The following Sunday Delia made her way up Regent Street, through a part of the city she’d never needed to visit before, along by the high hotels and embassies of Marylebone, past a burnt-out theatre and the BBC building, and towards the tower of All Souls Church, where Bill had said he’d wait for her. It was a peculiar building, not what she’d expected at all: two circular white stone tiers, the upper one half the size of the lower, and a tall, piercing spire above, like someone had shoved a spike up from underneath a wedding cake, right through and out the top.
Bill sat waiting for her on the bottom step. Though he was almost in silhouette, she could tell it was him from the way his head leant, as if it was slightly too heavy for him to carry. He saw her approach and waved. She increased her pace, because she didn’t like to think of him noticing such things about her.
He raised himself to his feet, stiffly and with a grunt of discomfort. ‘I wonder when I got too old for sitting on the ground. Good job we said one forty-five. It was seething here when I arrived. Congregation for the midday service. I’d forgotten about it being Sunday. They all went in quarter of an hour ago.’
As if on cue, a hymn started up inside the church. ‘When I Survey the Wondrous Cross’

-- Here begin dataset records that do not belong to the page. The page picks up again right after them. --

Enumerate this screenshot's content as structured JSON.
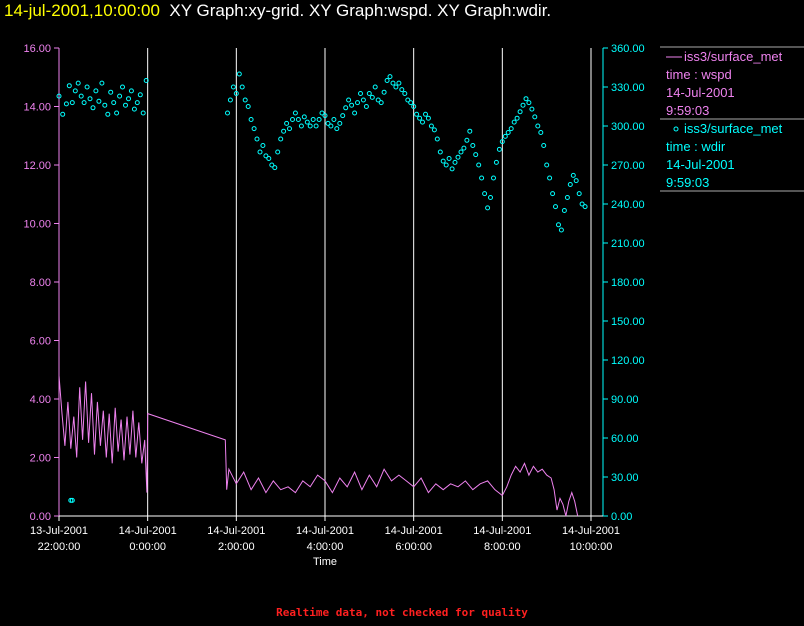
{
  "header": {
    "timestamp": "14-jul-2001,10:00:00",
    "graphs": "XY Graph:xy-grid.  XY Graph:wspd.  XY Graph:wdir."
  },
  "footer": {
    "note": "Realtime data, not checked for quality"
  },
  "legend": [
    {
      "name": "iss3/surface_met",
      "line2": "time : wspd",
      "line3": "14-Jul-2001",
      "line4": "9:59:03",
      "color": "#ee82ee",
      "marker": "line"
    },
    {
      "name": "iss3/surface_met",
      "line2": "time : wdir",
      "line3": "14-Jul-2001",
      "line4": "9:59:03",
      "color": "#00ffff",
      "marker": "circle"
    }
  ],
  "chart_data": {
    "type": "line",
    "xlabel": "Time",
    "x_ticks": [
      {
        "t": 0,
        "line1": "13-Jul-2001",
        "line2": "22:00:00"
      },
      {
        "t": 120,
        "line1": "14-Jul-2001",
        "line2": "0:00:00"
      },
      {
        "t": 240,
        "line1": "14-Jul-2001",
        "line2": "2:00:00"
      },
      {
        "t": 360,
        "line1": "14-Jul-2001",
        "line2": "4:00:00"
      },
      {
        "t": 480,
        "line1": "14-Jul-2001",
        "line2": "6:00:00"
      },
      {
        "t": 600,
        "line1": "14-Jul-2001",
        "line2": "8:00:00"
      },
      {
        "t": 720,
        "line1": "14-Jul-2001",
        "line2": "10:00:00"
      }
    ],
    "x_range_minutes": [
      0,
      720
    ],
    "vertical_grid_minutes": [
      120,
      240,
      360,
      480,
      600,
      720
    ],
    "y_left": {
      "range": [
        0,
        16
      ],
      "ticks": [
        "0.00",
        "2.00",
        "4.00",
        "6.00",
        "8.00",
        "10.00",
        "12.00",
        "14.00",
        "16.00"
      ],
      "color": "#ee82ee"
    },
    "y_right": {
      "range": [
        0,
        360
      ],
      "ticks": [
        "0.00",
        "30.00",
        "60.00",
        "90.00",
        "120.00",
        "150.00",
        "180.00",
        "210.00",
        "240.00",
        "270.00",
        "300.00",
        "330.00",
        "360.00"
      ],
      "color": "#00ffff"
    },
    "series": [
      {
        "name": "iss3/surface_met time : wspd",
        "axis": "left",
        "color": "#ee82ee",
        "points": [
          [
            0,
            4.8
          ],
          [
            4,
            3.5
          ],
          [
            8,
            2.4
          ],
          [
            12,
            3.9
          ],
          [
            16,
            2.3
          ],
          [
            20,
            3.4
          ],
          [
            24,
            2.0
          ],
          [
            28,
            4.4
          ],
          [
            32,
            2.6
          ],
          [
            36,
            4.6
          ],
          [
            40,
            2.5
          ],
          [
            44,
            4.2
          ],
          [
            48,
            2.1
          ],
          [
            52,
            3.9
          ],
          [
            56,
            2.4
          ],
          [
            60,
            3.6
          ],
          [
            64,
            2.0
          ],
          [
            68,
            3.5
          ],
          [
            72,
            1.8
          ],
          [
            76,
            3.7
          ],
          [
            80,
            2.2
          ],
          [
            84,
            3.3
          ],
          [
            88,
            1.9
          ],
          [
            92,
            3.4
          ],
          [
            96,
            2.1
          ],
          [
            100,
            3.6
          ],
          [
            104,
            2.0
          ],
          [
            108,
            3.2
          ],
          [
            112,
            1.8
          ],
          [
            116,
            2.6
          ],
          [
            119,
            0.8
          ],
          [
            120,
            3.5
          ],
          [
            225,
            2.6
          ],
          [
            226,
            1.8
          ],
          [
            227,
            0.9
          ],
          [
            230,
            1.6
          ],
          [
            240,
            1.1
          ],
          [
            250,
            1.5
          ],
          [
            260,
            0.9
          ],
          [
            270,
            1.3
          ],
          [
            280,
            0.8
          ],
          [
            290,
            1.2
          ],
          [
            300,
            0.9
          ],
          [
            310,
            1.0
          ],
          [
            320,
            0.8
          ],
          [
            330,
            1.2
          ],
          [
            340,
            1.0
          ],
          [
            350,
            1.4
          ],
          [
            360,
            1.2
          ],
          [
            370,
            0.8
          ],
          [
            380,
            1.3
          ],
          [
            390,
            1.0
          ],
          [
            400,
            1.5
          ],
          [
            410,
            0.9
          ],
          [
            420,
            1.4
          ],
          [
            430,
            1.0
          ],
          [
            440,
            1.6
          ],
          [
            450,
            1.2
          ],
          [
            460,
            1.4
          ],
          [
            470,
            1.2
          ],
          [
            480,
            1.0
          ],
          [
            490,
            1.3
          ],
          [
            500,
            0.8
          ],
          [
            510,
            1.1
          ],
          [
            520,
            0.9
          ],
          [
            530,
            1.1
          ],
          [
            540,
            1.0
          ],
          [
            550,
            1.2
          ],
          [
            560,
            0.9
          ],
          [
            570,
            1.1
          ],
          [
            580,
            1.2
          ],
          [
            590,
            0.9
          ],
          [
            600,
            0.7
          ],
          [
            606,
            1.0
          ],
          [
            612,
            1.4
          ],
          [
            618,
            1.7
          ],
          [
            624,
            1.5
          ],
          [
            630,
            1.8
          ],
          [
            636,
            1.4
          ],
          [
            642,
            1.7
          ],
          [
            648,
            1.5
          ],
          [
            654,
            1.6
          ],
          [
            660,
            1.4
          ],
          [
            666,
            1.3
          ],
          [
            670,
            0.9
          ],
          [
            674,
            0.2
          ],
          [
            678,
            0.6
          ],
          [
            682,
            0.4
          ],
          [
            686,
            0.0
          ],
          [
            690,
            0.5
          ],
          [
            694,
            0.8
          ],
          [
            698,
            0.5
          ],
          [
            702,
            0.0
          ]
        ]
      },
      {
        "name": "iss3/surface_met time : wdir",
        "axis": "right",
        "color": "#00ffff",
        "points": [
          [
            0,
            323
          ],
          [
            5,
            309
          ],
          [
            10,
            317
          ],
          [
            14,
            331
          ],
          [
            18,
            318
          ],
          [
            22,
            327
          ],
          [
            26,
            333
          ],
          [
            30,
            323
          ],
          [
            34,
            318
          ],
          [
            38,
            330
          ],
          [
            42,
            321
          ],
          [
            46,
            314
          ],
          [
            50,
            327
          ],
          [
            54,
            319
          ],
          [
            58,
            333
          ],
          [
            62,
            316
          ],
          [
            66,
            309
          ],
          [
            70,
            326
          ],
          [
            74,
            318
          ],
          [
            78,
            310
          ],
          [
            82,
            323
          ],
          [
            86,
            330
          ],
          [
            90,
            316
          ],
          [
            94,
            321
          ],
          [
            98,
            327
          ],
          [
            102,
            313
          ],
          [
            106,
            318
          ],
          [
            110,
            324
          ],
          [
            114,
            310
          ],
          [
            118,
            335
          ],
          [
            16,
            12
          ],
          [
            18,
            12
          ],
          [
            228,
            310
          ],
          [
            232,
            320
          ],
          [
            236,
            330
          ],
          [
            240,
            325
          ],
          [
            244,
            340
          ],
          [
            248,
            330
          ],
          [
            252,
            320
          ],
          [
            256,
            315
          ],
          [
            260,
            305
          ],
          [
            264,
            298
          ],
          [
            268,
            290
          ],
          [
            272,
            280
          ],
          [
            276,
            285
          ],
          [
            280,
            277
          ],
          [
            284,
            275
          ],
          [
            288,
            270
          ],
          [
            292,
            268
          ],
          [
            296,
            280
          ],
          [
            300,
            290
          ],
          [
            304,
            296
          ],
          [
            308,
            302
          ],
          [
            312,
            298
          ],
          [
            316,
            305
          ],
          [
            320,
            310
          ],
          [
            324,
            305
          ],
          [
            328,
            300
          ],
          [
            332,
            307
          ],
          [
            336,
            303
          ],
          [
            340,
            300
          ],
          [
            344,
            305
          ],
          [
            348,
            300
          ],
          [
            352,
            305
          ],
          [
            356,
            310
          ],
          [
            360,
            308
          ],
          [
            364,
            302
          ],
          [
            368,
            300
          ],
          [
            372,
            305
          ],
          [
            376,
            298
          ],
          [
            380,
            302
          ],
          [
            384,
            308
          ],
          [
            388,
            314
          ],
          [
            392,
            320
          ],
          [
            396,
            316
          ],
          [
            400,
            310
          ],
          [
            404,
            318
          ],
          [
            408,
            325
          ],
          [
            412,
            320
          ],
          [
            416,
            315
          ],
          [
            420,
            325
          ],
          [
            424,
            322
          ],
          [
            428,
            330
          ],
          [
            432,
            320
          ],
          [
            436,
            318
          ],
          [
            440,
            326
          ],
          [
            444,
            335
          ],
          [
            448,
            338
          ],
          [
            452,
            333
          ],
          [
            456,
            330
          ],
          [
            460,
            333
          ],
          [
            464,
            328
          ],
          [
            468,
            325
          ],
          [
            472,
            320
          ],
          [
            476,
            318
          ],
          [
            480,
            315
          ],
          [
            484,
            309
          ],
          [
            488,
            306
          ],
          [
            492,
            303
          ],
          [
            496,
            309
          ],
          [
            500,
            306
          ],
          [
            504,
            300
          ],
          [
            508,
            297
          ],
          [
            512,
            290
          ],
          [
            516,
            280
          ],
          [
            520,
            273
          ],
          [
            524,
            270
          ],
          [
            528,
            275
          ],
          [
            532,
            267
          ],
          [
            536,
            272
          ],
          [
            540,
            276
          ],
          [
            544,
            280
          ],
          [
            548,
            283
          ],
          [
            552,
            289
          ],
          [
            556,
            296
          ],
          [
            560,
            285
          ],
          [
            564,
            278
          ],
          [
            568,
            270
          ],
          [
            572,
            260
          ],
          [
            576,
            248
          ],
          [
            580,
            237
          ],
          [
            584,
            245
          ],
          [
            588,
            260
          ],
          [
            592,
            272
          ],
          [
            596,
            282
          ],
          [
            600,
            288
          ],
          [
            604,
            292
          ],
          [
            608,
            295
          ],
          [
            612,
            298
          ],
          [
            616,
            303
          ],
          [
            620,
            306
          ],
          [
            624,
            311
          ],
          [
            628,
            316
          ],
          [
            632,
            321
          ],
          [
            636,
            318
          ],
          [
            640,
            313
          ],
          [
            644,
            307
          ],
          [
            648,
            300
          ],
          [
            652,
            295
          ],
          [
            656,
            285
          ],
          [
            660,
            270
          ],
          [
            664,
            260
          ],
          [
            668,
            248
          ],
          [
            672,
            238
          ],
          [
            676,
            224
          ],
          [
            680,
            220
          ],
          [
            684,
            235
          ],
          [
            688,
            245
          ],
          [
            692,
            255
          ],
          [
            696,
            262
          ],
          [
            700,
            258
          ],
          [
            704,
            248
          ],
          [
            708,
            240
          ],
          [
            712,
            238
          ]
        ]
      }
    ],
    "grid": "vertical only",
    "legend_position": "right"
  }
}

‘I nearly didn’t come,’ Delia said.
He looked away, just over her shoulder. ‘I’m pleased you changed your mind. Shall we take a walk, before all the duffel coats arrive?’ As they turned, he slid his arm briefly around her waist, squeezed her to his side then let go again before she had time to respond. ‘Sorry,’ he muttered.
She kissed him on the cheek. His clumsiness had intensified her softness towards him. It was the same feeling that had almost overwhelmed her a few hours ago, when sunlight through her window had warmed her out of sleep, and her first thought had been that she shouldn’t go.